Anonymous Rina Tripathi said...

Why we do we read. Sometimes we are very lonely, I know there is family and there might be friends, but busy in their respective lives. There are hours and there is this need for companionship. One picks up a book and is drawn into another life or some thoughts, this breaks the solitary existence. Humans might look very busy, very stressed for time, but inside most of us have a vast empty space. We crave to fill it with some joy and this brings us to actively seek reading.

Even before reading we love hearing stories as children so there is something beautiful about suddenly entering another life's story or know another human's mind. Just read ' The Little Prince' and it made me smile. Sometimes I feel I am so close to knowing about this world and existence and the very second moment I am like a wonder-struck child gazing out through these senses.Maybe at forty I am able to figure out life. One can survive without books but what luxury it is to have your favorite meal with a book spread open before you!

3:13 PM  
Blogger jay said...

Great post! I had to link to you from the Un-Book site that Dave Gray and I maintain.

1:28 AM  
Blogger Stephen Mitchelmore said...

I've heard good things about Bayard. His second book in translation (Sherlock Holmes was Wrong) also comes recommended.

But isn't the "bogus idea of books as being pure and sacrosanct" one maintained by those who don't read or, rather, those who read only Groupthink books and constantly feel the need to "confess" they haven't read some perceived Classic and thereby failed to absorb its mystical gifts? It would be countered if for one moment they attended to the real thing and not all the circular chatter.

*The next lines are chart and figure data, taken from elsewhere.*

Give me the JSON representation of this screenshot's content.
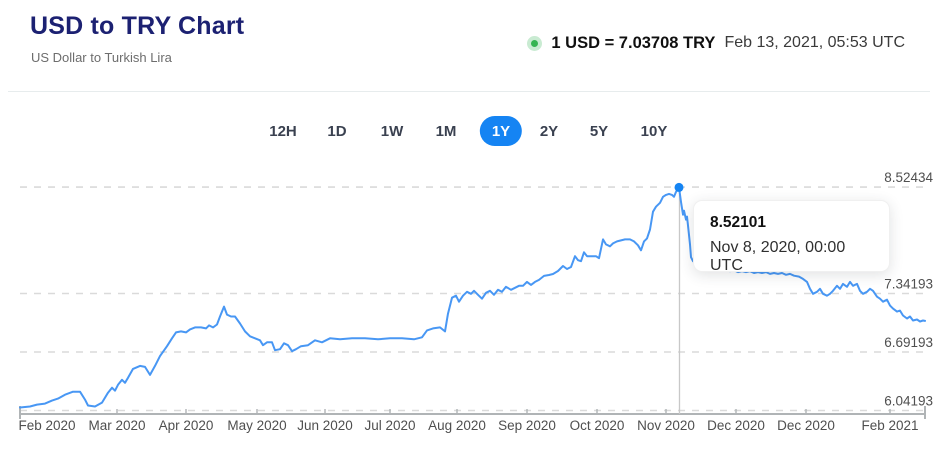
{
  "header": {
    "title": "USD to TRY Chart",
    "subtitle": "US Dollar to Turkish Lira",
    "rate": "1 USD = 7.03708 TRY",
    "timestamp": "Feb 13, 2021, 05:53 UTC"
  },
  "tabs": {
    "items": [
      "12H",
      "1D",
      "1W",
      "1M",
      "1Y",
      "2Y",
      "5Y",
      "10Y"
    ],
    "active": "1Y",
    "active_color": "#1584f3"
  },
  "chart_data": {
    "type": "line",
    "pair": "USD to TRY",
    "title": "USD to TRY exchange rate, 1 year",
    "line_color": "#4897f4",
    "grid_color": "#dadada",
    "axis_color": "#b0b4b6",
    "label_color": "#4f4f4f",
    "y_axis_labels": [
      "8.52434",
      "7.34193",
      "6.69193",
      "6.04193"
    ],
    "y_axis_values": [
      8.52434,
      7.34193,
      6.69193,
      6.04193
    ],
    "x_axis_labels": [
      "Feb 2020",
      "Mar 2020",
      "Apr 2020",
      "May 2020",
      "Jun 2020",
      "Jul 2020",
      "Aug 2020",
      "Sep 2020",
      "Oct 2020",
      "Nov 2020",
      "Dec 2020",
      "Dec 2020",
      "Feb 2021"
    ],
    "highlight": {
      "value_label": "8.52101",
      "value": 8.52101,
      "date": "Nov 8, 2020, 00:00 UTC",
      "dot_color": "#1584f3"
    },
    "points": [
      [
        20,
        6.075
      ],
      [
        30,
        6.086
      ],
      [
        37,
        6.108
      ],
      [
        45,
        6.119
      ],
      [
        52,
        6.152
      ],
      [
        58,
        6.174
      ],
      [
        65,
        6.218
      ],
      [
        73,
        6.251
      ],
      [
        80,
        6.251
      ],
      [
        85,
        6.163
      ],
      [
        88,
        6.097
      ],
      [
        95,
        6.086
      ],
      [
        102,
        6.13
      ],
      [
        108,
        6.24
      ],
      [
        112,
        6.295
      ],
      [
        115,
        6.262
      ],
      [
        118,
        6.328
      ],
      [
        122,
        6.383
      ],
      [
        125,
        6.35
      ],
      [
        128,
        6.405
      ],
      [
        133,
        6.504
      ],
      [
        140,
        6.537
      ],
      [
        145,
        6.526
      ],
      [
        150,
        6.438
      ],
      [
        155,
        6.537
      ],
      [
        160,
        6.646
      ],
      [
        167,
        6.756
      ],
      [
        172,
        6.844
      ],
      [
        176,
        6.91
      ],
      [
        181,
        6.921
      ],
      [
        186,
        6.91
      ],
      [
        190,
        6.943
      ],
      [
        195,
        6.965
      ],
      [
        201,
        6.965
      ],
      [
        206,
        6.954
      ],
      [
        209,
        6.987
      ],
      [
        213,
        6.965
      ],
      [
        217,
        6.998
      ],
      [
        220,
        7.086
      ],
      [
        224,
        7.196
      ],
      [
        227,
        7.108
      ],
      [
        231,
        7.086
      ],
      [
        235,
        7.086
      ],
      [
        240,
        7.009
      ],
      [
        245,
        6.921
      ],
      [
        250,
        6.866
      ],
      [
        255,
        6.844
      ],
      [
        260,
        6.822
      ],
      [
        263,
        6.767
      ],
      [
        267,
        6.8
      ],
      [
        272,
        6.8
      ],
      [
        275,
        6.712
      ],
      [
        280,
        6.723
      ],
      [
        284,
        6.789
      ],
      [
        288,
        6.767
      ],
      [
        292,
        6.701
      ],
      [
        296,
        6.723
      ],
      [
        301,
        6.756
      ],
      [
        308,
        6.767
      ],
      [
        315,
        6.822
      ],
      [
        322,
        6.8
      ],
      [
        330,
        6.844
      ],
      [
        340,
        6.833
      ],
      [
        352,
        6.844
      ],
      [
        365,
        6.844
      ],
      [
        378,
        6.833
      ],
      [
        390,
        6.844
      ],
      [
        402,
        6.844
      ],
      [
        414,
        6.833
      ],
      [
        422,
        6.855
      ],
      [
        427,
        6.932
      ],
      [
        433,
        6.954
      ],
      [
        440,
        6.965
      ],
      [
        445,
        6.921
      ],
      [
        448,
        7.119
      ],
      [
        452,
        7.295
      ],
      [
        456,
        7.317
      ],
      [
        459,
        7.251
      ],
      [
        463,
        7.317
      ],
      [
        467,
        7.361
      ],
      [
        471,
        7.339
      ],
      [
        474,
        7.372
      ],
      [
        478,
        7.328
      ],
      [
        482,
        7.284
      ],
      [
        486,
        7.35
      ],
      [
        490,
        7.372
      ],
      [
        494,
        7.328
      ],
      [
        498,
        7.383
      ],
      [
        502,
        7.361
      ],
      [
        506,
        7.416
      ],
      [
        511,
        7.383
      ],
      [
        515,
        7.405
      ],
      [
        519,
        7.427
      ],
      [
        523,
        7.427
      ],
      [
        527,
        7.471
      ],
      [
        531,
        7.438
      ],
      [
        535,
        7.471
      ],
      [
        539,
        7.493
      ],
      [
        544,
        7.537
      ],
      [
        549,
        7.548
      ],
      [
        553,
        7.559
      ],
      [
        558,
        7.592
      ],
      [
        563,
        7.647
      ],
      [
        567,
        7.614
      ],
      [
        571,
        7.636
      ],
      [
        575,
        7.756
      ],
      [
        578,
        7.712
      ],
      [
        581,
        7.701
      ],
      [
        584,
        7.8
      ],
      [
        587,
        7.756
      ],
      [
        591,
        7.756
      ],
      [
        596,
        7.756
      ],
      [
        599,
        7.734
      ],
      [
        603,
        7.943
      ],
      [
        606,
        7.888
      ],
      [
        610,
        7.866
      ],
      [
        613,
        7.899
      ],
      [
        617,
        7.921
      ],
      [
        621,
        7.932
      ],
      [
        625,
        7.943
      ],
      [
        630,
        7.943
      ],
      [
        634,
        7.921
      ],
      [
        638,
        7.877
      ],
      [
        641,
        7.822
      ],
      [
        644,
        7.921
      ],
      [
        647,
        7.954
      ],
      [
        650,
        8.053
      ],
      [
        653,
        8.251
      ],
      [
        656,
        8.306
      ],
      [
        660,
        8.35
      ],
      [
        663,
        8.416
      ],
      [
        666,
        8.438
      ],
      [
        669,
        8.449
      ],
      [
        672,
        8.438
      ],
      [
        674,
        8.416
      ],
      [
        676,
        8.471
      ],
      [
        679,
        8.52101
      ],
      [
        681,
        8.36
      ],
      [
        683,
        8.218
      ],
      [
        684,
        8.262
      ],
      [
        686,
        8.163
      ],
      [
        687,
        8.196
      ],
      [
        688,
        8.097
      ],
      [
        690,
        7.888
      ],
      [
        691,
        7.745
      ],
      [
        693,
        7.701
      ],
      [
        695,
        7.745
      ],
      [
        698,
        7.679
      ],
      [
        701,
        7.701
      ],
      [
        704,
        7.655
      ],
      [
        707,
        7.678
      ],
      [
        710,
        7.632
      ],
      [
        714,
        7.645
      ],
      [
        718,
        7.6
      ],
      [
        722,
        7.62
      ],
      [
        726,
        7.6
      ],
      [
        730,
        7.59
      ],
      [
        734,
        7.6
      ],
      [
        738,
        7.58
      ],
      [
        742,
        7.59
      ],
      [
        746,
        7.58
      ],
      [
        750,
        7.59
      ],
      [
        754,
        7.57
      ],
      [
        758,
        7.58
      ],
      [
        762,
        7.57
      ],
      [
        766,
        7.58
      ],
      [
        770,
        7.56
      ],
      [
        774,
        7.57
      ],
      [
        778,
        7.56
      ],
      [
        782,
        7.57
      ],
      [
        786,
        7.55
      ],
      [
        790,
        7.56
      ],
      [
        794,
        7.54
      ],
      [
        799,
        7.53
      ],
      [
        803,
        7.504
      ],
      [
        807,
        7.471
      ],
      [
        810,
        7.394
      ],
      [
        813,
        7.339
      ],
      [
        817,
        7.361
      ],
      [
        820,
        7.394
      ],
      [
        823,
        7.339
      ],
      [
        827,
        7.317
      ],
      [
        830,
        7.339
      ],
      [
        833,
        7.372
      ],
      [
        837,
        7.427
      ],
      [
        840,
        7.394
      ],
      [
        843,
        7.449
      ],
      [
        847,
        7.416
      ],
      [
        850,
        7.471
      ],
      [
        853,
        7.427
      ],
      [
        857,
        7.449
      ],
      [
        860,
        7.372
      ],
      [
        863,
        7.339
      ],
      [
        867,
        7.361
      ],
      [
        870,
        7.394
      ],
      [
        873,
        7.372
      ],
      [
        877,
        7.306
      ],
      [
        880,
        7.284
      ],
      [
        883,
        7.251
      ],
      [
        887,
        7.273
      ],
      [
        890,
        7.207
      ],
      [
        893,
        7.174
      ],
      [
        897,
        7.141
      ],
      [
        900,
        7.152
      ],
      [
        903,
        7.097
      ],
      [
        907,
        7.064
      ],
      [
        910,
        7.086
      ],
      [
        913,
        7.042
      ],
      [
        917,
        7.053
      ],
      [
        920,
        7.031
      ],
      [
        923,
        7.042
      ],
      [
        925,
        7.03708
      ]
    ]
  }
}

Unfortunately the pressures of socially compelled reading will always be dominant. The few who read Nietzsche and Dante for "pure pleasure" will wonder where the difficulties you refer to are. (Why do we persist in this false opposition of "accessible" and "difficult"? If it's written in English, who is it excluding?). There are mysteries in them for sure but why read if not to encounter the mysterious? Perhaps these are pre-skimmed when readers are freed from the book.

For this reason I would say Reading is impossible without books. Books are unknown to men of knowledge - and with good reason.

10:04 PM  
Blogger Paul Angileri said...

Hmm. I see the point being made, but I think it's ill-considered. I posted a response to this.